Esta reforma ha salido adelante en plena precampaña electoral con los votos conjuntos (sorpréndanse porque éste debería haber sido el titular de todos los informativos durante varios días) de todos los partidos políticos excepto Podemos y la abstención de dos diputados del grupo mixto. Parece que ante la posibilidad de perder votos por no apoyar más penas y más delitos no hay cordón sanitario que valga; y en esta ocasión ese cordón se ha decidido utilizar con el malvado.

El porcentaje de usuarios de bicicletas en nuestro país no para de ascender, en zonas urbanas parece situarse en torno al 34% de la población, como se encargó de recordar en la Comisión de Justicia el presidente de la Real Federación Española de Ciclismo, y los lamentables atropellos de ciclistas con condenas a veces consideradas pequeñas, o incluso sin condena, han estado en el origen de esta reforma penal. Las particularidades de cada caso hacen que no se pueda generalizar, pero sí podemos afirmar que nuestro ordenamiento jurídico penal dispone de suficientes herramientas para satisfacer la justicia material de cada situación respetando el nivel de culpabilidad de cada implicado. Además, el sistema de recursos permite impugnar resoluciones que se crean injustas.

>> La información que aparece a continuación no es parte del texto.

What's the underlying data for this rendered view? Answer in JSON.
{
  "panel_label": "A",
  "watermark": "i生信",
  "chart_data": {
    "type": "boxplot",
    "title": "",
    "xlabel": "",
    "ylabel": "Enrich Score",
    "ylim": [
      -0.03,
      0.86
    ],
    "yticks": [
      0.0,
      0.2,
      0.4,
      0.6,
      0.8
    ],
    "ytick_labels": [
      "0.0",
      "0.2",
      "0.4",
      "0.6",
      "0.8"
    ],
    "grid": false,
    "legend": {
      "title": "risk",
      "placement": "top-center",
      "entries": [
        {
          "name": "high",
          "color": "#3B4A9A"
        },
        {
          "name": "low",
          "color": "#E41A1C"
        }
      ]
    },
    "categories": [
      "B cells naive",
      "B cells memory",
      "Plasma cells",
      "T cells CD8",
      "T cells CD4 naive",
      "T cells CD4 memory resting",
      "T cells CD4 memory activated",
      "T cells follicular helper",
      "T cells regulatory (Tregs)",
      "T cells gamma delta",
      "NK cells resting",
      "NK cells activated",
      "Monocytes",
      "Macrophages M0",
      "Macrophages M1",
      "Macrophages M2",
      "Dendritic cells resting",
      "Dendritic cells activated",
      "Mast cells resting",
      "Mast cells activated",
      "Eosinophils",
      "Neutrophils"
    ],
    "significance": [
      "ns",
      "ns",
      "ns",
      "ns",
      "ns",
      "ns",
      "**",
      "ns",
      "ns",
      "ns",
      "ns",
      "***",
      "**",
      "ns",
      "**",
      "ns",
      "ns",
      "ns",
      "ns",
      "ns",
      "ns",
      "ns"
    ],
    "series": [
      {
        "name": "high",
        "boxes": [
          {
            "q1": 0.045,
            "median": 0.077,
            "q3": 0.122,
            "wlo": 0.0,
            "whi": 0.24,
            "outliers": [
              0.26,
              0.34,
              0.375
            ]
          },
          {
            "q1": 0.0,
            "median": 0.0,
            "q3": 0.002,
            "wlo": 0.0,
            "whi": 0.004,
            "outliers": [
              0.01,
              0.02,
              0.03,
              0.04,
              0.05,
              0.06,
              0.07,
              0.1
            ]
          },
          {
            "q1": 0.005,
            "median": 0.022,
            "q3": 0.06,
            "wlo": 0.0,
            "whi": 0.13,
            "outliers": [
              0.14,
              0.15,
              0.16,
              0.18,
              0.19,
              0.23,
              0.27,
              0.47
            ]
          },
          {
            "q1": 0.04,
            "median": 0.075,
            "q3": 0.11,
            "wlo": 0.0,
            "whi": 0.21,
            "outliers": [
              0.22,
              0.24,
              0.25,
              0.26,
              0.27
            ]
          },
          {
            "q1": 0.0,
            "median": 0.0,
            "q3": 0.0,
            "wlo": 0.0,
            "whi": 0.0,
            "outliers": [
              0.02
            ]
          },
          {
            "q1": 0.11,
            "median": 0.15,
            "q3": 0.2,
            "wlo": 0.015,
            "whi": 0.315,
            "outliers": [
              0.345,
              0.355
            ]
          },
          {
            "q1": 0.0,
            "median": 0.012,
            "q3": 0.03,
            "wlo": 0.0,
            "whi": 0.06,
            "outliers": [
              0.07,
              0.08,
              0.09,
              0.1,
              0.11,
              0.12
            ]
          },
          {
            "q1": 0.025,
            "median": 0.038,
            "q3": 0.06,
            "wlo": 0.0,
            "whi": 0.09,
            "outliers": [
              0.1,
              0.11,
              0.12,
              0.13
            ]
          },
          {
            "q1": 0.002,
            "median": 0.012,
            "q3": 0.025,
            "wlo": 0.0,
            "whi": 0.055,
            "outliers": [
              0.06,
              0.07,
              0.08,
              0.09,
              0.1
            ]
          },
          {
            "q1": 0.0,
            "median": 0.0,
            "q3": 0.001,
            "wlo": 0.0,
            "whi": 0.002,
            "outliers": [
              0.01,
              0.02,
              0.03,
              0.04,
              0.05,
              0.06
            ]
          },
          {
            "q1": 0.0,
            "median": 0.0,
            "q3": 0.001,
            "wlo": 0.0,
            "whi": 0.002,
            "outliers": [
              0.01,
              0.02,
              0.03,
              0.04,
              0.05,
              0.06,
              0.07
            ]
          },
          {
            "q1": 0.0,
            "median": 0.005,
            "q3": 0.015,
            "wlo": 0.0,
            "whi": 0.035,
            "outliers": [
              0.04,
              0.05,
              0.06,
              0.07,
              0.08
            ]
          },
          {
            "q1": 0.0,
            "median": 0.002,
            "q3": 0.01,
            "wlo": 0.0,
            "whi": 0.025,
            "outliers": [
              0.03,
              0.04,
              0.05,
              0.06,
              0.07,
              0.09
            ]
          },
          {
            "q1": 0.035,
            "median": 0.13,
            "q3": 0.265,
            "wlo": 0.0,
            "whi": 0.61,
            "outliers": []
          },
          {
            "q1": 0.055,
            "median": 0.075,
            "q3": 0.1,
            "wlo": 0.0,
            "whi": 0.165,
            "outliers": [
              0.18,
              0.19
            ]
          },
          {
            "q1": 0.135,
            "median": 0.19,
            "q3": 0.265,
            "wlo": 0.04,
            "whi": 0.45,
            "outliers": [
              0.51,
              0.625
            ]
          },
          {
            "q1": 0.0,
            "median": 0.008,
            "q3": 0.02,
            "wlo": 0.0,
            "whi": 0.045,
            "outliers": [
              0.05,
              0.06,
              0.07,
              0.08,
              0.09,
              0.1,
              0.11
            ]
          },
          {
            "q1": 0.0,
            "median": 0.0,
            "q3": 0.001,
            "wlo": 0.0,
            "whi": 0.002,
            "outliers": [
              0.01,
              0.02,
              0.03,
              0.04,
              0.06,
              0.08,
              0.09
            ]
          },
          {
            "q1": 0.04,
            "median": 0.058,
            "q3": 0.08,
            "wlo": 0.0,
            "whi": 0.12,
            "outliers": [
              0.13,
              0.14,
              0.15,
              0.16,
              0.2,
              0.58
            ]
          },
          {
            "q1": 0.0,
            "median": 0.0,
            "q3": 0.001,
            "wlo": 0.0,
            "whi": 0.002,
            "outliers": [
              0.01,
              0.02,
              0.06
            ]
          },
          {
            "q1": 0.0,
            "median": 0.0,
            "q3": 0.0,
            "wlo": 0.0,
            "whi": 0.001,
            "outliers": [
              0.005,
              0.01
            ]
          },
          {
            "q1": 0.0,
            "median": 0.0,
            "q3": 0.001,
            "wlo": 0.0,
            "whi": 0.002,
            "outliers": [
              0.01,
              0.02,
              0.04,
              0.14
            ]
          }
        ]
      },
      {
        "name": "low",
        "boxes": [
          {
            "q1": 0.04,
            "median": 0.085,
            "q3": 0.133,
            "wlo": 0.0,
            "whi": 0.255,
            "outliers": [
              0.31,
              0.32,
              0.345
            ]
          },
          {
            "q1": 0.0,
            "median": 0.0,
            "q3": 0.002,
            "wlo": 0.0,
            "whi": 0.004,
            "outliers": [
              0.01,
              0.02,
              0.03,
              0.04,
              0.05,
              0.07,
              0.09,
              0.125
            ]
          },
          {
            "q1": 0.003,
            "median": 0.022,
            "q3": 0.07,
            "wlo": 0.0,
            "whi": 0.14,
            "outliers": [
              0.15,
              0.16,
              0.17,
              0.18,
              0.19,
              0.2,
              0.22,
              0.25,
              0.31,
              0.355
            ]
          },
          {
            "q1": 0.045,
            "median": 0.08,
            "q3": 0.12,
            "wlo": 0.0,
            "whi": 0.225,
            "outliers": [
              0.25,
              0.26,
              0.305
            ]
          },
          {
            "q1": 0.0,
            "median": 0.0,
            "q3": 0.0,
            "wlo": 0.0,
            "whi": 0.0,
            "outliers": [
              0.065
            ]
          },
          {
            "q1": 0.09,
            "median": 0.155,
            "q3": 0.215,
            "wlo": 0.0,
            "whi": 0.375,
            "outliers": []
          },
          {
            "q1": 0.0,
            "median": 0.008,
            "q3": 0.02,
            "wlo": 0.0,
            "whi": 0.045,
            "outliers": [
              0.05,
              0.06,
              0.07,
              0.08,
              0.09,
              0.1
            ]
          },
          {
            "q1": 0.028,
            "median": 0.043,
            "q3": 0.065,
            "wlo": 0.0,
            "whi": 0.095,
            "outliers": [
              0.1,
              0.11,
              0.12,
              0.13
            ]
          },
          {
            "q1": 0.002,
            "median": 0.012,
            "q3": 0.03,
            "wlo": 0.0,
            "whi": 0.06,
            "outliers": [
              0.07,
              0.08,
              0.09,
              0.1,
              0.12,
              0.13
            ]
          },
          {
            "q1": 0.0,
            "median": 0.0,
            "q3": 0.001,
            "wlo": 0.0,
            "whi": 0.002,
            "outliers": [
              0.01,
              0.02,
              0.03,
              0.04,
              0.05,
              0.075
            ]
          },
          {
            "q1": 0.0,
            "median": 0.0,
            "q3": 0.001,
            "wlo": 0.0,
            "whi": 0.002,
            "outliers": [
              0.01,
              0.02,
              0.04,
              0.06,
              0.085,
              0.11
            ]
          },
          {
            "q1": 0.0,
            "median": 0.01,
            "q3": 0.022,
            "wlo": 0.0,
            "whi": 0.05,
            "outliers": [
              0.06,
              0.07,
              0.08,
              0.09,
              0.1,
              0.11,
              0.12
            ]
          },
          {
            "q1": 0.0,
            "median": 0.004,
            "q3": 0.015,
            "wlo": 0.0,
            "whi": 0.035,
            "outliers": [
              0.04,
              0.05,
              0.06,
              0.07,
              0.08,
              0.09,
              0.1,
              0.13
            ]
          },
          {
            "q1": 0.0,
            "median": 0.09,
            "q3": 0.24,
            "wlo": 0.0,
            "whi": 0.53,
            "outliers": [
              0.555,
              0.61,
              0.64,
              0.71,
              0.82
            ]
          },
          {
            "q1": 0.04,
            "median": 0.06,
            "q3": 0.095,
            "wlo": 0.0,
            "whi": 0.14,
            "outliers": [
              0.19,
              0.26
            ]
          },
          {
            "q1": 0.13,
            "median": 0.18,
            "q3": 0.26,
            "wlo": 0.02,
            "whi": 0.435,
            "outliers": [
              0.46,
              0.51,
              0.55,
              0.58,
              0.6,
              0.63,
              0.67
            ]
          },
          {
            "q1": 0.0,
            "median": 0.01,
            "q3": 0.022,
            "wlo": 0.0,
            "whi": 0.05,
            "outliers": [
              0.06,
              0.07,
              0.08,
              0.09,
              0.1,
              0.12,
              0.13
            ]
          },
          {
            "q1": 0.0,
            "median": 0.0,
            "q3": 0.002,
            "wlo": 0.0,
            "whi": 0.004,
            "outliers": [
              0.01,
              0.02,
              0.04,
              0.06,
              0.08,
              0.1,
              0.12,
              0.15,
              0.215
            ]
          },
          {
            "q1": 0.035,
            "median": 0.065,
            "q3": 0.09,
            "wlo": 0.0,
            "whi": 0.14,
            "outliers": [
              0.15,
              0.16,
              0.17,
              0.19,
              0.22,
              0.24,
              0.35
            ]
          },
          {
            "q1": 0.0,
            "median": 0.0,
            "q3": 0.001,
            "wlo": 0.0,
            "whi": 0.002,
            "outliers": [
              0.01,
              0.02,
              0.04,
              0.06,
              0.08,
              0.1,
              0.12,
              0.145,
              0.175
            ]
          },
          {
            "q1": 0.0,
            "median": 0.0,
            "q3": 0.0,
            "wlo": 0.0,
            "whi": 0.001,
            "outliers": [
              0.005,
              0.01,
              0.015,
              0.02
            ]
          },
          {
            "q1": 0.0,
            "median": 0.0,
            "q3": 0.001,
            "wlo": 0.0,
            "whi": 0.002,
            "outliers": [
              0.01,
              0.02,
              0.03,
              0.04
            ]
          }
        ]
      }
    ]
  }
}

Todos deberíamos pensar que, aunque hoy vayamos en bicicleta y toda esta reforma nos parezca estupenda, mañana podemos ir conduciendo un vehículo a motor respetando las normas de tráfico, y encontrarnos con un ciclista que se cruza sorpresivamente en nuestra trayectoria. De darse esta situación puede que esta ley no nos parezca tan deseable. El derecho penal está para contribuir a proteger a las personas, sean éstas ciclistas, conductores o peatones.

Esperemos habernos equivocado en el diagnóstico, y que en lugar de muerto, el Derecho penal esté sólo muy grave, en coma. Esperemos, aunque tenga que pasar un tiempo hasta que se calmen las aguas tras las elecciones, que se esté a tiempo de sellar las serias grietas abiertas en el dique de tan importante pantano.